SANTA FE, N.M. (AP) — New Mexico's attorney general and its Environment Department filed suit Thursday against the manufacturers of so-called "forever chemicals," commonly referred to as PFAS, seeking monetary damages to defray the costs of environmental monitoring and cleanups that they say are inevitable.
Attorney General Raúl Torrez said that 21 companies named in the lawsuit have contributed to environmental contamination in New Mexico through their production and distribution of the chemicals, despite knowing for decades that the compounds pose significant risk to human health.
"We have to step forward and try to protect our community ... to hold corporations accountable who have for too long placed their bottom line and placed quarterly profits ahead of the interests of our community, over our natural environment and over public health," Torrez said at a news conference Thursday in Albuquerque.
PFAS, which stands for per- and polyfluoroalkyl substances, have been linked to cancer and other health problems in humans. They are called "forever chemicals" because they don't degrade in the environment and remain in the bloodstream.

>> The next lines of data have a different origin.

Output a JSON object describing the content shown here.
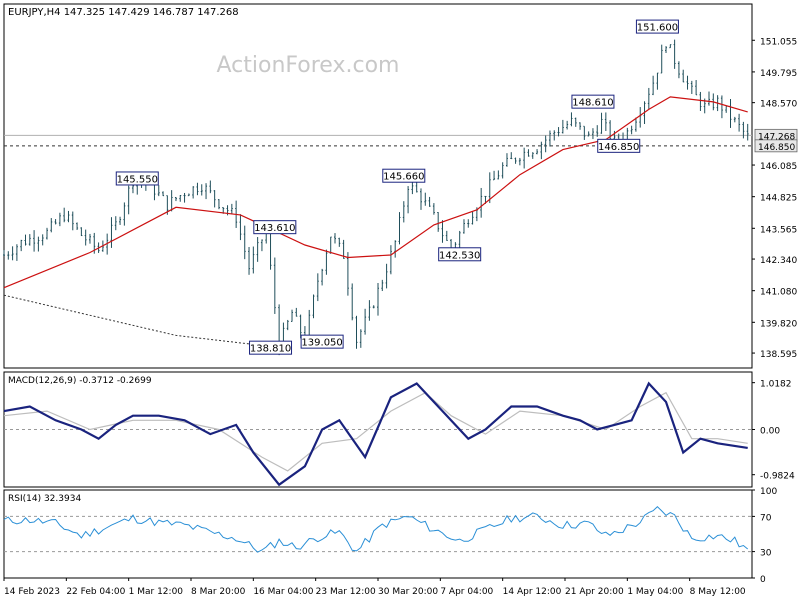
{
  "header": {
    "symbol_line": "EURJPY,H4  147.325 147.429 146.787 147.268",
    "watermark": "ActionForex.com"
  },
  "colors": {
    "bars": "#1f4e5a",
    "ma_short": "#cc1111",
    "ma_long": "#333333",
    "macd_line": "#1a237e",
    "macd_signal": "#bdbdbd",
    "rsi_line": "#2a8fd6",
    "grid_level": "#999999",
    "label_border": "#1a237e"
  },
  "chart_data": [
    {
      "type": "candlestick",
      "name": "price",
      "ylim": [
        138.0,
        152.5
      ],
      "y_ticks": [
        151.055,
        149.795,
        148.57,
        147.268,
        146.85,
        146.085,
        144.825,
        143.565,
        142.34,
        141.08,
        139.82,
        138.595
      ],
      "y_tick_labels": [
        "151.055",
        "149.795",
        "148.570",
        "147.268",
        "146.850",
        "146.085",
        "144.825",
        "143.565",
        "142.340",
        "141.080",
        "139.820",
        "138.595"
      ],
      "current_price": 147.268,
      "reference_level": 146.85,
      "x_tick_labels": [
        "14 Feb 2023",
        "22 Feb 04:00",
        "1 Mar 12:00",
        "8 Mar 20:00",
        "16 Mar 04:00",
        "23 Mar 12:00",
        "30 Mar 20:00",
        "7 Apr 04:00",
        "14 Apr 12:00",
        "21 Apr 20:00",
        "1 May 04:00",
        "8 May 12:00"
      ],
      "close_path": [
        [
          0,
          142.5
        ],
        [
          4,
          143.0
        ],
        [
          10,
          143.4
        ],
        [
          14,
          144.1
        ],
        [
          18,
          143.3
        ],
        [
          22,
          142.7
        ],
        [
          26,
          143.7
        ],
        [
          30,
          145.5
        ],
        [
          34,
          145.3
        ],
        [
          38,
          144.5
        ],
        [
          42,
          145.0
        ],
        [
          46,
          145.3
        ],
        [
          50,
          144.6
        ],
        [
          54,
          144.0
        ],
        [
          57,
          142.0
        ],
        [
          61,
          143.5
        ],
        [
          64,
          138.9
        ],
        [
          67,
          140.2
        ],
        [
          70,
          139.1
        ],
        [
          73,
          141.5
        ],
        [
          76,
          143.3
        ],
        [
          79,
          142.5
        ],
        [
          82,
          139.1
        ],
        [
          85,
          140.2
        ],
        [
          88,
          141.5
        ],
        [
          91,
          143.0
        ],
        [
          94,
          145.3
        ],
        [
          97,
          144.8
        ],
        [
          100,
          144.0
        ],
        [
          104,
          142.7
        ],
        [
          108,
          144.0
        ],
        [
          112,
          145.0
        ],
        [
          116,
          146.0
        ],
        [
          120,
          146.5
        ],
        [
          124,
          146.8
        ],
        [
          128,
          147.4
        ],
        [
          132,
          147.8
        ],
        [
          136,
          147.2
        ],
        [
          139,
          147.8
        ],
        [
          142,
          147.0
        ],
        [
          145,
          147.4
        ],
        [
          148,
          148.3
        ],
        [
          151,
          149.4
        ],
        [
          154,
          151.0
        ],
        [
          157,
          149.9
        ],
        [
          160,
          149.0
        ],
        [
          163,
          148.4
        ],
        [
          166,
          148.6
        ],
        [
          169,
          148.0
        ],
        [
          173,
          147.2
        ]
      ],
      "annotations": [
        {
          "text": "145.550",
          "x": 31,
          "value": 145.55
        },
        {
          "text": "143.610",
          "x": 63,
          "value": 143.61
        },
        {
          "text": "138.810",
          "x": 62,
          "value": 138.81
        },
        {
          "text": "139.050",
          "x": 74,
          "value": 139.05
        },
        {
          "text": "145.660",
          "x": 93,
          "value": 145.66
        },
        {
          "text": "142.530",
          "x": 106,
          "value": 142.53
        },
        {
          "text": "148.610",
          "x": 137,
          "value": 148.61
        },
        {
          "text": "146.850",
          "x": 143,
          "value": 146.85
        },
        {
          "text": "151.600",
          "x": 152,
          "value": 151.6
        }
      ],
      "moving_averages": [
        {
          "path": [
            [
              0,
              141.2
            ],
            [
              20,
              142.6
            ],
            [
              40,
              144.4
            ],
            [
              55,
              144.1
            ],
            [
              70,
              142.9
            ],
            [
              80,
              142.4
            ],
            [
              90,
              142.5
            ],
            [
              100,
              143.7
            ],
            [
              110,
              144.3
            ],
            [
              120,
              145.7
            ],
            [
              130,
              146.7
            ],
            [
              140,
              147.1
            ],
            [
              150,
              148.3
            ],
            [
              155,
              148.8
            ],
            [
              165,
              148.6
            ],
            [
              173,
              148.2
            ]
          ]
        },
        {
          "path": [
            [
              0,
              140.9
            ],
            [
              20,
              140.1
            ],
            [
              40,
              139.3
            ],
            [
              60,
              138.9
            ]
          ]
        }
      ]
    },
    {
      "type": "line",
      "name": "MACD(12,26,9)",
      "label": "MACD(12,26,9) -0.3712 -0.2699",
      "ylim": [
        -1.25,
        1.25
      ],
      "y_tick_labels": [
        "1.0182",
        "0.00",
        "-0.9824"
      ],
      "y_ticks": [
        1.0182,
        0.0,
        -0.9824
      ],
      "series": [
        {
          "path": [
            [
              0,
              0.4
            ],
            [
              6,
              0.5
            ],
            [
              12,
              0.2
            ],
            [
              18,
              0.0
            ],
            [
              22,
              -0.2
            ],
            [
              26,
              0.1
            ],
            [
              30,
              0.3
            ],
            [
              36,
              0.3
            ],
            [
              42,
              0.2
            ],
            [
              48,
              -0.1
            ],
            [
              54,
              0.1
            ],
            [
              58,
              -0.5
            ],
            [
              64,
              -1.2
            ],
            [
              70,
              -0.8
            ],
            [
              74,
              0.0
            ],
            [
              78,
              0.2
            ],
            [
              84,
              -0.6
            ],
            [
              90,
              0.7
            ],
            [
              96,
              1.0
            ],
            [
              102,
              0.4
            ],
            [
              108,
              -0.2
            ],
            [
              112,
              0.0
            ],
            [
              118,
              0.5
            ],
            [
              124,
              0.5
            ],
            [
              130,
              0.3
            ],
            [
              134,
              0.2
            ],
            [
              138,
              0.0
            ],
            [
              142,
              0.1
            ],
            [
              146,
              0.2
            ],
            [
              150,
              1.0
            ],
            [
              154,
              0.6
            ],
            [
              158,
              -0.5
            ],
            [
              162,
              -0.2
            ],
            [
              166,
              -0.3
            ],
            [
              173,
              -0.4
            ]
          ]
        },
        {
          "path": [
            [
              0,
              0.3
            ],
            [
              10,
              0.4
            ],
            [
              20,
              0.0
            ],
            [
              30,
              0.2
            ],
            [
              40,
              0.2
            ],
            [
              50,
              0.0
            ],
            [
              60,
              -0.6
            ],
            [
              66,
              -0.9
            ],
            [
              74,
              -0.3
            ],
            [
              82,
              -0.2
            ],
            [
              90,
              0.4
            ],
            [
              98,
              0.8
            ],
            [
              104,
              0.3
            ],
            [
              112,
              -0.1
            ],
            [
              120,
              0.4
            ],
            [
              130,
              0.3
            ],
            [
              140,
              0.0
            ],
            [
              148,
              0.5
            ],
            [
              154,
              0.8
            ],
            [
              160,
              -0.2
            ],
            [
              166,
              -0.2
            ],
            [
              173,
              -0.3
            ]
          ]
        }
      ]
    },
    {
      "type": "line",
      "name": "RSI(14)",
      "label": "RSI(14) 32.3934",
      "ylim": [
        0,
        100
      ],
      "y_tick_labels": [
        "100",
        "70",
        "30",
        "0"
      ],
      "y_ticks": [
        100,
        70,
        30,
        0
      ],
      "series": [
        {
          "path": [
            [
              0,
              65
            ],
            [
              6,
              66
            ],
            [
              12,
              62
            ],
            [
              18,
              48
            ],
            [
              24,
              58
            ],
            [
              30,
              68
            ],
            [
              36,
              63
            ],
            [
              42,
              60
            ],
            [
              48,
              52
            ],
            [
              54,
              45
            ],
            [
              60,
              30
            ],
            [
              64,
              42
            ],
            [
              68,
              35
            ],
            [
              74,
              48
            ],
            [
              78,
              52
            ],
            [
              82,
              30
            ],
            [
              88,
              60
            ],
            [
              94,
              70
            ],
            [
              100,
              55
            ],
            [
              106,
              42
            ],
            [
              112,
              55
            ],
            [
              118,
              68
            ],
            [
              124,
              70
            ],
            [
              130,
              60
            ],
            [
              136,
              62
            ],
            [
              140,
              48
            ],
            [
              144,
              55
            ],
            [
              148,
              64
            ],
            [
              152,
              78
            ],
            [
              156,
              70
            ],
            [
              160,
              45
            ],
            [
              166,
              48
            ],
            [
              170,
              42
            ],
            [
              173,
              32
            ]
          ]
        }
      ]
    }
  ]
}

New Mexico environmental regulators say they are concerned about forever chemicals seeping into aquifers in a state where 80% of residents rely on underground water for household consumption.
"These companies had knowledge that these chemicals cause harm and they still chose profit over people," state Environment Secretary James Kenney said.
In recent months, states from Rhode Island to California have filed similar lawsuits against major chemical manufacturers including 3M and DuPont on accusations of covering up harm caused to the environment and public health by forever chemicals.
In March, the Environmental Protection Agency proposed the first federal limits on forever chemicals in drinking water, limiting them to the lowest level that tests can detect. Kenney said that New Mexico previously petitioned the EPA to treat PFAS as hazardous.
Corporate and industry representatives could not immediately be reached for a response to the new lawsuit. The industry group American Chemistry Council has voiced support for "strong, science-based regulation of PFAS chemistries" while warning that overly broad restrictions could impact economic growth, employment and the resiliency of industrial supply chains.
3M announced in December that it will phase out the manufacturing of "forever chemicals" and try to get them out of all their products within two years.
The toxic industrial compounds have been used extensively in firefighting foam, resulting in environmental contamination at military installations and adjoining communities. The state of New Mexico and the U.S. Department of Defense are at odds over responsibilities for mitigating PFAS contamination at installations including Cannon Air Force Base and Holloman Air Force Base.
Near Cannon, the Highland Dairy in Clovis euthanized more than 3,000 cows in 2022 after confirmation of PFAS contamination in the herd — and the milk the cows produced.
Torrez said New Mexico officials are aware of corporate maneuvers aimed at shifting liability to shell companies and are determined to recover significant financial damages nonetheless.